The next proposed drug, pentobarbital, has not had sufficient data released about the process of administration to warrant the drug's usage. As a result, U.S. District Court Judge Nanette Laughrey ruled that execution protocol for Missouri must be refined before allowing a lethal injection to occur and granted the stay of execution for Franklin.

"Throughout this litigation, the details of the execution protocol have been illusive at best. It is clear from the procedural history of this case that through no fault of his own, Franklin could not resolve his claims without a stay of his scheduled execution date. Franklin has been afforded no time to research the risk of pain associated with the Department's new protocol, the quality of the pentobarbital provided, and the record of the source of the pentobarbital," Laughrey wrote.

Joseph Paul Franklin was interviewed from prison earlier where he expressed his hopes to be granted life without parole instead of being subjected to lethal injection.

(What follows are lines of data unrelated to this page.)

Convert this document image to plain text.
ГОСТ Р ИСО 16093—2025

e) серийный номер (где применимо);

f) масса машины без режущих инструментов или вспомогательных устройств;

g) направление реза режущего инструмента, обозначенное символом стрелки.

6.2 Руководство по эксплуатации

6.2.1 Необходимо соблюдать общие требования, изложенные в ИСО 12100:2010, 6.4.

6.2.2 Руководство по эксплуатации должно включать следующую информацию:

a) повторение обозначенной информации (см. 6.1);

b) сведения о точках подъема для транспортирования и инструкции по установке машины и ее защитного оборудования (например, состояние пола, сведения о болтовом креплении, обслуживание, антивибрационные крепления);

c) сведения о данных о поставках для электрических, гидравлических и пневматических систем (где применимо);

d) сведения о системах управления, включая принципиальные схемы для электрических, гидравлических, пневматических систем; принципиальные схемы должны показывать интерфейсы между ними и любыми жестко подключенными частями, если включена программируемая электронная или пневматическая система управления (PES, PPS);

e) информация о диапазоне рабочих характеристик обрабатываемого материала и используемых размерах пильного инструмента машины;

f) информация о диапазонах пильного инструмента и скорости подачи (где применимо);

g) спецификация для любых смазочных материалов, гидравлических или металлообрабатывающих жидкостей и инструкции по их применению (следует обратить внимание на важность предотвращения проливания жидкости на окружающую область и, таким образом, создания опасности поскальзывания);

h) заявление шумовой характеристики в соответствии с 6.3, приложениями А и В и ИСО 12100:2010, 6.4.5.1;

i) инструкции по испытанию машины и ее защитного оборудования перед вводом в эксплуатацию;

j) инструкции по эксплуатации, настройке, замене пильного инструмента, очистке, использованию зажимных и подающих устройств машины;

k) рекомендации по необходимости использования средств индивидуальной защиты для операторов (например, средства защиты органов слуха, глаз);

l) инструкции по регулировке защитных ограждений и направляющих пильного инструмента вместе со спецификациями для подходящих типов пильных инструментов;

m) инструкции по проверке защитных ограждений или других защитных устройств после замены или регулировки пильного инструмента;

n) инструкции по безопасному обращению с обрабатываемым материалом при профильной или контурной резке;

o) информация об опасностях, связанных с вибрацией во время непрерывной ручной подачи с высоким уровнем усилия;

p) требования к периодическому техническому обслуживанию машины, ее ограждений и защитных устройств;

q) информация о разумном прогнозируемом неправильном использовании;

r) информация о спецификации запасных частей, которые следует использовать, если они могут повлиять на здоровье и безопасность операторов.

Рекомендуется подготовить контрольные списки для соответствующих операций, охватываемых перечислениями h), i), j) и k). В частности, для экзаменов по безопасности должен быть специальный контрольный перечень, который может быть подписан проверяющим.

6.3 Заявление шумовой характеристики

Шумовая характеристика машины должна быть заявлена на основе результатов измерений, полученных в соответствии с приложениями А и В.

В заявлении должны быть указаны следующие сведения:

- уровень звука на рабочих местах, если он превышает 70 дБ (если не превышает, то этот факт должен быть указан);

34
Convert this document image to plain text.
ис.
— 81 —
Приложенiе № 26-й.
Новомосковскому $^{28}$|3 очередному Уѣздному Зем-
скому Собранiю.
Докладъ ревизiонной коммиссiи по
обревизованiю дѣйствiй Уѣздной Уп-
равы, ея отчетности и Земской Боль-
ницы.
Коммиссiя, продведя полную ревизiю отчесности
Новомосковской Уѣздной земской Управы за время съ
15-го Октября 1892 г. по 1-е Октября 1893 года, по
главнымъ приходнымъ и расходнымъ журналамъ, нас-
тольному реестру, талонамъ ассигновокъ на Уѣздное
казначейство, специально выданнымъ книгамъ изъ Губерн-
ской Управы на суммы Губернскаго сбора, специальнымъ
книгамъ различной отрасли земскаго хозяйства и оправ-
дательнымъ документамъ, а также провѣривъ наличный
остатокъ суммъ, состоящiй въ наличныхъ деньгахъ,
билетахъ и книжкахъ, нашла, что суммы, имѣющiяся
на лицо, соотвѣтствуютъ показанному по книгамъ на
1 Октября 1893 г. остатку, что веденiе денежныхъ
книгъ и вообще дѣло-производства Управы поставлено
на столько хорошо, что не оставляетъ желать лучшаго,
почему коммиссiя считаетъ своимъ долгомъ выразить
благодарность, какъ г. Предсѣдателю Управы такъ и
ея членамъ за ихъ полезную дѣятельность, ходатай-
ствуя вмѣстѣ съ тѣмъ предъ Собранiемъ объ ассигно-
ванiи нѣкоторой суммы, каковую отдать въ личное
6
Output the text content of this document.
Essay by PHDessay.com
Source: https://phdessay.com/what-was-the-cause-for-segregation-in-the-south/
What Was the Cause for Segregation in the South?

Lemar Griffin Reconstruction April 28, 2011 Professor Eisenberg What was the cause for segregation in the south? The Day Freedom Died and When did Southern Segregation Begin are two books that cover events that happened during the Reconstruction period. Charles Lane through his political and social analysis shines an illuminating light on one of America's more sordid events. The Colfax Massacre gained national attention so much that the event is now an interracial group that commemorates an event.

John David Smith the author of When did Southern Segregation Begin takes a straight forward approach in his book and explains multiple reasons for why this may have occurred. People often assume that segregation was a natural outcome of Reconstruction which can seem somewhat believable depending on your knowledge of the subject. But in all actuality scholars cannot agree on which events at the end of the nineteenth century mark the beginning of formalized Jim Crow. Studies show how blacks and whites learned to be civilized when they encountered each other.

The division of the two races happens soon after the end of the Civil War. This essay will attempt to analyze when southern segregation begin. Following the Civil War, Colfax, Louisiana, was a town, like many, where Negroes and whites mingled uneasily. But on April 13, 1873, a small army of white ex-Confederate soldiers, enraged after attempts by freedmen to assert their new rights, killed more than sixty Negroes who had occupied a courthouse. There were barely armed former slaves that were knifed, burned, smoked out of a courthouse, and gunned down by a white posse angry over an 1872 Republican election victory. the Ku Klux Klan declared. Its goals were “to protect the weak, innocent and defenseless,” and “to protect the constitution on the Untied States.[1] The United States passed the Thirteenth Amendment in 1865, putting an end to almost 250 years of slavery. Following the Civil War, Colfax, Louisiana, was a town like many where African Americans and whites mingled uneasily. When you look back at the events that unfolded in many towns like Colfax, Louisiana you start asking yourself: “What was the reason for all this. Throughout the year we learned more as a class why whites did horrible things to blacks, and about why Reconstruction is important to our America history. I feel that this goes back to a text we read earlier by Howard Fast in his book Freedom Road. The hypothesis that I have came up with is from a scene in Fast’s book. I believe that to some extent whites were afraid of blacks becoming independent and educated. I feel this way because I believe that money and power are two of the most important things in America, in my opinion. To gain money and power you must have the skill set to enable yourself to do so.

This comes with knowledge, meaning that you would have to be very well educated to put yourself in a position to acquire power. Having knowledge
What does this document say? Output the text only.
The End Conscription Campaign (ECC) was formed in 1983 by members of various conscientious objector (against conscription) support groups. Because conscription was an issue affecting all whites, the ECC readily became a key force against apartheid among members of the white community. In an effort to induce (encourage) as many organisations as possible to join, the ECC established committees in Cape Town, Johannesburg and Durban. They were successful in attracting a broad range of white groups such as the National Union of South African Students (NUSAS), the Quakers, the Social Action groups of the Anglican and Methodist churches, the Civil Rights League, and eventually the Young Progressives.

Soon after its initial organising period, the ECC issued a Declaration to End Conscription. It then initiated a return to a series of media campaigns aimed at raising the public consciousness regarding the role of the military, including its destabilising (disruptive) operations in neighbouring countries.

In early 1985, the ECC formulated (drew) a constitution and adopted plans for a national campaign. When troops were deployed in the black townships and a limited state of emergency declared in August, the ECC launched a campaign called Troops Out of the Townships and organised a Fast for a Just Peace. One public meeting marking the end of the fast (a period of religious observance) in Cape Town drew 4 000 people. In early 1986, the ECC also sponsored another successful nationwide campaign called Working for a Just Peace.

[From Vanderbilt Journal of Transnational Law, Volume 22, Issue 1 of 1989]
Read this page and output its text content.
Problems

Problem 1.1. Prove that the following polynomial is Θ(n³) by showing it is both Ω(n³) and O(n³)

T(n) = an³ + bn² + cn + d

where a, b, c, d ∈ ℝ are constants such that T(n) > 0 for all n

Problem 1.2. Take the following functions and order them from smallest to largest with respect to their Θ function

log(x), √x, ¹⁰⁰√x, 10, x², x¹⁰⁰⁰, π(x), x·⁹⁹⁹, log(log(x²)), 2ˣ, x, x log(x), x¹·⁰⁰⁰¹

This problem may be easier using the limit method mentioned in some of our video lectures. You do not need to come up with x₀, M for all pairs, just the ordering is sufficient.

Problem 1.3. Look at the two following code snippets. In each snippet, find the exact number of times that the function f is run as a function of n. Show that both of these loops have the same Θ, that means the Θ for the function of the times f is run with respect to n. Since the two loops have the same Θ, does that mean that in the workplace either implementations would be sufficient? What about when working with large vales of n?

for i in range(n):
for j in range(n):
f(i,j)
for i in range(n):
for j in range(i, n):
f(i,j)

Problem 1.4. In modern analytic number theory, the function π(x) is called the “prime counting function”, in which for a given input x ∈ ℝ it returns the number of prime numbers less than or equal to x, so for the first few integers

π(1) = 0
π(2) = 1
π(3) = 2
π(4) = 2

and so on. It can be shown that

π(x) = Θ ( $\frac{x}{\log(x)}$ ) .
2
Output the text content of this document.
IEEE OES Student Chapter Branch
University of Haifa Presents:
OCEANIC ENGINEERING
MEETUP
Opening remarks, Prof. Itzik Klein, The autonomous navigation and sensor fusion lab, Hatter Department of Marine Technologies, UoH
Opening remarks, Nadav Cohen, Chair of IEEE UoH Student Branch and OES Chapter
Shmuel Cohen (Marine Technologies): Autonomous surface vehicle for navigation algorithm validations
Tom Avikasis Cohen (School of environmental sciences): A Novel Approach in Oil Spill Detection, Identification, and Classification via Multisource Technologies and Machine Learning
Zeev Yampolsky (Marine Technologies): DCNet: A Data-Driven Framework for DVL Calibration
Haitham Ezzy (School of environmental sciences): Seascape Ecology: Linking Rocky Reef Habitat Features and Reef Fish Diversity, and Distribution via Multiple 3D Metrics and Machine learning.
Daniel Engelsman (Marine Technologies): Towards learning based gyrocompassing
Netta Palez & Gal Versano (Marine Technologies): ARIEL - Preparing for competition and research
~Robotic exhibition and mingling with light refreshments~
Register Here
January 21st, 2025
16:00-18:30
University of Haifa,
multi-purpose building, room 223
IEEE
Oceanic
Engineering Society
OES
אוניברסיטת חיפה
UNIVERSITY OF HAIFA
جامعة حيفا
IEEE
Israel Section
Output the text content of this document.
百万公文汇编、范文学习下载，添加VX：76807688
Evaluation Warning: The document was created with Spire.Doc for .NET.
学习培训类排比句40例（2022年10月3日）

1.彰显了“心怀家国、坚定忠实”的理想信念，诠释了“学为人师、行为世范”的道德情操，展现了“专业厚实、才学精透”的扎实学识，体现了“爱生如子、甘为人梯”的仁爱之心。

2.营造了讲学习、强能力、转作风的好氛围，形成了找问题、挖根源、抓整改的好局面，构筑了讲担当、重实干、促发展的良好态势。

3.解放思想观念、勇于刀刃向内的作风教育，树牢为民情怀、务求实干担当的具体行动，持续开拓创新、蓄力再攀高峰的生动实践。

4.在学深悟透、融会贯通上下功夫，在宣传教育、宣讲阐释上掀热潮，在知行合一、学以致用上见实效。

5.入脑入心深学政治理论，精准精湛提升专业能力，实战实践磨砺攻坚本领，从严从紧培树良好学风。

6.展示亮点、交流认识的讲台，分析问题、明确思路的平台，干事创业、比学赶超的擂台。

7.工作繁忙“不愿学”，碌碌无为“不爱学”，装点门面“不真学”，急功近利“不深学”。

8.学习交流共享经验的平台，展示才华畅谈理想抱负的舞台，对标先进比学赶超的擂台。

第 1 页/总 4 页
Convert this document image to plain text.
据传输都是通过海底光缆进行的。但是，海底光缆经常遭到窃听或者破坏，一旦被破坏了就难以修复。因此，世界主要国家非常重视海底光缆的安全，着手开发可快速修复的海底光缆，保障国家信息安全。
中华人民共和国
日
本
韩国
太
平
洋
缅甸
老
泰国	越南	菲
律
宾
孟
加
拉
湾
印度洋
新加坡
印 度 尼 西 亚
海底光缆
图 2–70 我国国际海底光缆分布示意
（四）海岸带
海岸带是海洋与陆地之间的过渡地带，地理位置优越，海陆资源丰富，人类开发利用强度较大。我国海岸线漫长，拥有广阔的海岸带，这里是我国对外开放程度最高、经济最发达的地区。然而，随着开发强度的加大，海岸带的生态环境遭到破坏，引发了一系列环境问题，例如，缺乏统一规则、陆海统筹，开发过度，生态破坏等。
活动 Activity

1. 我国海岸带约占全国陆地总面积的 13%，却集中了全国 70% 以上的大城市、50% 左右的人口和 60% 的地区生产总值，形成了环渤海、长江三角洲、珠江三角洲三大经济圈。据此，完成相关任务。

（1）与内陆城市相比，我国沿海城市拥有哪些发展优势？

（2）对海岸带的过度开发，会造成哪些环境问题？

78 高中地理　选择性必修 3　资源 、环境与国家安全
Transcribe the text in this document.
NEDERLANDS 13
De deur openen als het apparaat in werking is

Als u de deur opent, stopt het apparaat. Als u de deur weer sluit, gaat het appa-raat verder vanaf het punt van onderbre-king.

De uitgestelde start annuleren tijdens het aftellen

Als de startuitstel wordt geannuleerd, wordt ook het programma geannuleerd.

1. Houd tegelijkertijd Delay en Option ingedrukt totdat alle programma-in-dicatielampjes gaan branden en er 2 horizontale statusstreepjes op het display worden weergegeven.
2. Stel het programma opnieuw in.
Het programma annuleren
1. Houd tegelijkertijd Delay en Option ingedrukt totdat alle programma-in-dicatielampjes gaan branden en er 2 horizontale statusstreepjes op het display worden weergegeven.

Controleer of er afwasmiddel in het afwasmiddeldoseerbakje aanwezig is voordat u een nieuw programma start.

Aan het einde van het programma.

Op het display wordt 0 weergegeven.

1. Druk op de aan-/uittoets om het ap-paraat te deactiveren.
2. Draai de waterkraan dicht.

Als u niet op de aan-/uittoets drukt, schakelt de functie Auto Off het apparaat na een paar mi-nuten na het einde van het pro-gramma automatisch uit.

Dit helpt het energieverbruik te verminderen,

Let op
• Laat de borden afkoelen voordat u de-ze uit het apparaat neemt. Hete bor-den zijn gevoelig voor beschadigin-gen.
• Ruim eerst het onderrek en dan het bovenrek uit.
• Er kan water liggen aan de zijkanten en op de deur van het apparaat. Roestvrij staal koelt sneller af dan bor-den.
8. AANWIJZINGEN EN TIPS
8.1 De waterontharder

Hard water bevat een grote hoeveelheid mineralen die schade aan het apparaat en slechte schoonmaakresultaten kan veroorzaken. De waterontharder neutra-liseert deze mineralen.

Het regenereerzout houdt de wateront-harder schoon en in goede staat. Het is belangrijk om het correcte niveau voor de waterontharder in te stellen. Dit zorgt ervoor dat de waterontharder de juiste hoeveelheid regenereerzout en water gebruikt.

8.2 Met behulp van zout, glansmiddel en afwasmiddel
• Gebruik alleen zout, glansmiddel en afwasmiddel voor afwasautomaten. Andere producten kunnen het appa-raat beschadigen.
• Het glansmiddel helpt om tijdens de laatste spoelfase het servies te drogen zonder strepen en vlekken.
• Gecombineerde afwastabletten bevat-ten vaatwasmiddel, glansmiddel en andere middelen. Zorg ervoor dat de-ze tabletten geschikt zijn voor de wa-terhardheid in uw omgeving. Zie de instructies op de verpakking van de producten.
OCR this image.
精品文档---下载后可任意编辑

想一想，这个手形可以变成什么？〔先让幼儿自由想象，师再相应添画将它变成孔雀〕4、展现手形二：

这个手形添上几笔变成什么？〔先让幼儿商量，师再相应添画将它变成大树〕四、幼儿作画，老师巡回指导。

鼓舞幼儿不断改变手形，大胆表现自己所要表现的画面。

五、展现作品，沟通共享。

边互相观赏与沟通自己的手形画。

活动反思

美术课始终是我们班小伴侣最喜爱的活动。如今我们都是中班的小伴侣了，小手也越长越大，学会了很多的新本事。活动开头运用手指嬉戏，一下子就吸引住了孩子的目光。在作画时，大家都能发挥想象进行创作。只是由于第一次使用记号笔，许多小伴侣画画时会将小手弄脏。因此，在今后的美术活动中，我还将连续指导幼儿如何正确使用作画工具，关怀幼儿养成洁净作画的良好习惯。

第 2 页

Laughrey went on to detail her decision, "Given the irreversible nature of the death penalty and plaintiffs' medical evidence and allegations, a stay is necessary to ensure that the defendants' last act against Franklin is not permanent, irremediable cruel and unusual punishment in violation of the Eighth Amendment."

The heinous nature of the crimes committed by Franklin in spite of his protestations to be given a second chance as well as his belief at becoming a changed man while in prison are at the center of a debate that rages considering the rights of those on death row. Should these individuals be given second chances, and should the process of administering death be restricted to more stringent guidelines whereby potential pain is decreased? Is the level of humanity offered to these criminals contingent on the lack of humanity initially shown by their actions?